Item 1.02. Termination of a Material Definitive Agreement
     On June 3, 2011, the Partnership, Northwest and Transco terminated, and the Partnership prepaid all amounts owed under the Existing WPZ Credit Agreement, comprised of a $300 million borrowing, subject to the survival of any provisions which by their terms survive the termination. Upon the termination of the Existing Credit Agreement, the Partnership, Northwest and Transco entered into the New Credit Facility Agreement as stated under Item 1.01 above.
Item 2.03. Creation of a Direct Financial Obligation or an Obligation under an Off-Balance Sheet Arrangement of a Registrant
     On June 3, 2011, the Partnership, Northwest and Transco entered into the New Credit Facility Agreement as described under Item 1.01 above.
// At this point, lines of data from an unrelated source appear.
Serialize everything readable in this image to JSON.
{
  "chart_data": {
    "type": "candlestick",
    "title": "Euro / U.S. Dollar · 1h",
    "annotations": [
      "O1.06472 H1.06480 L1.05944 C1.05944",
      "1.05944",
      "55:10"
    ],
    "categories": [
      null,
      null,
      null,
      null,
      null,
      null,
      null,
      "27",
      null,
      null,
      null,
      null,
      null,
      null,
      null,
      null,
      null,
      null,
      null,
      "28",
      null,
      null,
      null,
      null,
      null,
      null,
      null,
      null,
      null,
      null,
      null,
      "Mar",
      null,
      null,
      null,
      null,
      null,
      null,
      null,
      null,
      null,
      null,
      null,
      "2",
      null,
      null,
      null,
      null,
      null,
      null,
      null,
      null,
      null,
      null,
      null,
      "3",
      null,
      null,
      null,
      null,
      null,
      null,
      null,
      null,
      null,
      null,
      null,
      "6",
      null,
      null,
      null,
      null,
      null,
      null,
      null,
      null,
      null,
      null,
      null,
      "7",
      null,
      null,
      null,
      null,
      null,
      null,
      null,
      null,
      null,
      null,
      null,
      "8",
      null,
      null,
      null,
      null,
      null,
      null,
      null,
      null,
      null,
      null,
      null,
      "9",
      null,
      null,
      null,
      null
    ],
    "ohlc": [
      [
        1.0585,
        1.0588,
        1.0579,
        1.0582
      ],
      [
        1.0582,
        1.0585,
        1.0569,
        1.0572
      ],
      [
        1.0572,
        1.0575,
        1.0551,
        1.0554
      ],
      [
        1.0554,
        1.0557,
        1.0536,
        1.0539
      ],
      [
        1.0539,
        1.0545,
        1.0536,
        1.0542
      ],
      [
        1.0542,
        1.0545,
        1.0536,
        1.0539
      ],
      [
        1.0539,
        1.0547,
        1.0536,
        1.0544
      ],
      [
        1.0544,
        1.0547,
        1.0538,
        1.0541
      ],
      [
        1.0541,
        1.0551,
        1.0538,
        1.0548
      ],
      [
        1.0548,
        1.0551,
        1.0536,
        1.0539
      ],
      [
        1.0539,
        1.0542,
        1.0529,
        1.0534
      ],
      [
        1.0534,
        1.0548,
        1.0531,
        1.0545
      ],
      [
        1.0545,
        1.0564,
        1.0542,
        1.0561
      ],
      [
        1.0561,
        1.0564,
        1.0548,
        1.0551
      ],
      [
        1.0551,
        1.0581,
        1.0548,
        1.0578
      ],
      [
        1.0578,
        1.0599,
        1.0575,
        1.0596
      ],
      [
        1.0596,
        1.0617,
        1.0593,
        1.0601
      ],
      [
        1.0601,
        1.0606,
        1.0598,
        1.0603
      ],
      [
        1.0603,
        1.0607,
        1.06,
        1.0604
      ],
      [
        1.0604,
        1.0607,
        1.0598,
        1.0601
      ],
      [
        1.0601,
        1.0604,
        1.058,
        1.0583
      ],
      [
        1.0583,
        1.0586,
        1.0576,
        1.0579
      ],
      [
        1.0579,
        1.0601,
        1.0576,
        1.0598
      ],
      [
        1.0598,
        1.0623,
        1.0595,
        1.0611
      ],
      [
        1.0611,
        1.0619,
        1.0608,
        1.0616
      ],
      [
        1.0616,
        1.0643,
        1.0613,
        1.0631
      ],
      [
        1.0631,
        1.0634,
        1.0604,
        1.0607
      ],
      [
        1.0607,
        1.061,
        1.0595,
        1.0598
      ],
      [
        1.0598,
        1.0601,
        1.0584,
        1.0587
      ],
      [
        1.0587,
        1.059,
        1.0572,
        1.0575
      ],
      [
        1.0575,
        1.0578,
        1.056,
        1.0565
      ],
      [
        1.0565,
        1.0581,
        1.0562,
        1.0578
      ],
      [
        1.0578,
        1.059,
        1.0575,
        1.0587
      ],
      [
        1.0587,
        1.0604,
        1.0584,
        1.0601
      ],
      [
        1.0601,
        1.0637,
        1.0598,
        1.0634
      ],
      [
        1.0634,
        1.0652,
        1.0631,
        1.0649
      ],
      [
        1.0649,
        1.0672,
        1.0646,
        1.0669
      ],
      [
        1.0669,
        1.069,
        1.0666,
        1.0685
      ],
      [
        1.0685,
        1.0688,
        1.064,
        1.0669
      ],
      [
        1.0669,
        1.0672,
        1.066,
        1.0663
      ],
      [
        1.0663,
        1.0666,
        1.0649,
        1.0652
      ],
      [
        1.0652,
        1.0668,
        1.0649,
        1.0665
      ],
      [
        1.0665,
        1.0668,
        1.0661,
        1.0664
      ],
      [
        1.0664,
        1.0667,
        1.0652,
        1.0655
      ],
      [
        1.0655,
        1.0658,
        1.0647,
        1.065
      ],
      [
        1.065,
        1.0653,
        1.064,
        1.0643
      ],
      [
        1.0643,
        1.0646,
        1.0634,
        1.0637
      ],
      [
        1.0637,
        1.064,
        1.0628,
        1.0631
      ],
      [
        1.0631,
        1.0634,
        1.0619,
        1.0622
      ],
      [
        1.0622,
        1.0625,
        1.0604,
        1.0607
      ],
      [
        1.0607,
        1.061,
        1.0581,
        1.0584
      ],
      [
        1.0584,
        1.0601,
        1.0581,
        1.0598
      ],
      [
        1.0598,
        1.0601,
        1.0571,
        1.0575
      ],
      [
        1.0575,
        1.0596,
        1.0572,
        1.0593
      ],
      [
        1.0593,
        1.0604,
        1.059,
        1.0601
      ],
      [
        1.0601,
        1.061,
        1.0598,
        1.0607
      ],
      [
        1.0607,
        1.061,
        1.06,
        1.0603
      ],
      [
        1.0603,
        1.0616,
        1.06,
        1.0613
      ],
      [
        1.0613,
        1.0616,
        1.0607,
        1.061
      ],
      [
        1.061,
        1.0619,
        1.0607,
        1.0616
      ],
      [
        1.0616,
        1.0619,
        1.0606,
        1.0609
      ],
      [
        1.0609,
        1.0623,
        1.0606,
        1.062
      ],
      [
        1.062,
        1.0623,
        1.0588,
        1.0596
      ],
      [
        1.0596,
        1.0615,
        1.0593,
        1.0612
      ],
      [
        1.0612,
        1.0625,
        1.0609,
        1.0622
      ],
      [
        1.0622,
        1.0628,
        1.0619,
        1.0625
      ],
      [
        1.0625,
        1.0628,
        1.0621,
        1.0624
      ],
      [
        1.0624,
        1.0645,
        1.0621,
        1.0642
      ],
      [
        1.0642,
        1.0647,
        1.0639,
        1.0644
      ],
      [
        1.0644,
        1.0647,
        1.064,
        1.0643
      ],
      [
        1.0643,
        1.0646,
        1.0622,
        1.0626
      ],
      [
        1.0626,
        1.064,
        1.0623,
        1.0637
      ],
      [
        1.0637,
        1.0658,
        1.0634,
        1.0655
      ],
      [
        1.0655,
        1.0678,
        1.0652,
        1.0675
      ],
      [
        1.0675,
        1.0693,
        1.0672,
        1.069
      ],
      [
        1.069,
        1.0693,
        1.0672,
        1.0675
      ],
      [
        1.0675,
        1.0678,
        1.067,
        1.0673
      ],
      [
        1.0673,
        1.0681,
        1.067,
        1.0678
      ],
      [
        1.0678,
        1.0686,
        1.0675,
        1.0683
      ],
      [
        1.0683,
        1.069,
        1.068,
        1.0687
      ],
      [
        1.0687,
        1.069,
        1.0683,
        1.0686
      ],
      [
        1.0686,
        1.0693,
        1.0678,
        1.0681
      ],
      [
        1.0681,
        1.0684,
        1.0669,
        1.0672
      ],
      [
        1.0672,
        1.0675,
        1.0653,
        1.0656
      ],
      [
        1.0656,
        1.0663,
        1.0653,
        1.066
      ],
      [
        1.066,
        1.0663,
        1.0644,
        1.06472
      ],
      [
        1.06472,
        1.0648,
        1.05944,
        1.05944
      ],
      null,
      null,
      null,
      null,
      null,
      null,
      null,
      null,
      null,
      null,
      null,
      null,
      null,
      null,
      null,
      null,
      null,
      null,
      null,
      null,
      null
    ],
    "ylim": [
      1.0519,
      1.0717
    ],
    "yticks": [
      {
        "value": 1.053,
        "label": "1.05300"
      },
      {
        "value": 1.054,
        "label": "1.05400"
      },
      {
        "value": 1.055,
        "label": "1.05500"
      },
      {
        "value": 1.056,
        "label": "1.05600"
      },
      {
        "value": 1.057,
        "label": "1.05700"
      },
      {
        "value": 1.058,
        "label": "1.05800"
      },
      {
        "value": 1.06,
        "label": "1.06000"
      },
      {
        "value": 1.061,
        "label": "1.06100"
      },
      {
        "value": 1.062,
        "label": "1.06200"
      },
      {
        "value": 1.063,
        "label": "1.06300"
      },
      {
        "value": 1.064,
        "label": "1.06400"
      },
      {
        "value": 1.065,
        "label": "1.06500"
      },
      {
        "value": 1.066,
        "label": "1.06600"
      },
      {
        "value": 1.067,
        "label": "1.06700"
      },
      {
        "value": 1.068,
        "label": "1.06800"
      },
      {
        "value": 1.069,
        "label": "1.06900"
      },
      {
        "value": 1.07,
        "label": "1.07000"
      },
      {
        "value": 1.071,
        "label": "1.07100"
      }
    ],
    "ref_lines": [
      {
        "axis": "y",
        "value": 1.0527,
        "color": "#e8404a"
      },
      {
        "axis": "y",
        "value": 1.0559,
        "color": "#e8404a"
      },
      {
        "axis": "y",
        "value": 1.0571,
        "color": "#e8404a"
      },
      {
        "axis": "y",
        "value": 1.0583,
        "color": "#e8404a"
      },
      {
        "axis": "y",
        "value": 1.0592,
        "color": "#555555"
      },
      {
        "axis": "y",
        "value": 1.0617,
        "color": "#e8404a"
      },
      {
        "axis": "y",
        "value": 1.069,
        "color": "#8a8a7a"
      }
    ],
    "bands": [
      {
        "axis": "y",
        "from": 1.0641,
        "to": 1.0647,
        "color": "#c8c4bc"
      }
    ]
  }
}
The description of the New Credit Facility Agreement under Item 1.01 above is incorporated into this Item 2.03 by reference.
Item 9.01. Financial Statements and Exhibits.
     (d) Exhibits.
     
Exhibit Number   Description
Exhibit 10.1  
Credit Agreement, dated as of June 3, 2011, by and among Williams Partners L.P., Northwest Pipeline GP and Transcontinental Gas Pipe Line Company, LLC, as co-borrowers, the lenders named therein, and Citibank N.A., as Administrative Agent (filed on June 9, 2011 as Exhibit 10.1 to Williams Partners L.P.’s Current Report on Form 8-K and incorporated herein by reference).

 


 

SIGNATURES
     Pursuant to the requirements of the Securities Exchange Act of 1934, the registrant has duly caused this report to be signed on its behalf by the undersigned hereunto duly authorized.
         
  NORTHWEST PIPELINE GP
 
 
Date: June 9, 2011  By:   /s/ La Fleur C. Browne    
    La Fleur C. Browne   
    Corporate Secretary   

 


 

         
INDEX TO EXHIBITS
     
Exhibit Number   Description
Exhibit 10.1  
Credit Agreement, dated as of June 3, 2011, by and among Williams Partners L.P., Northwest Pipeline GP and Transcontinental Gas Pipe Line Company, LLC, as co-borrowers, the lenders named therein, and Citibank N.A., as Administrative Agent (filed on June 9, 2011 as Exhibit 10.1 to Williams Partners L.P.’s Current Report on Form 8-K and incorporated herein by reference).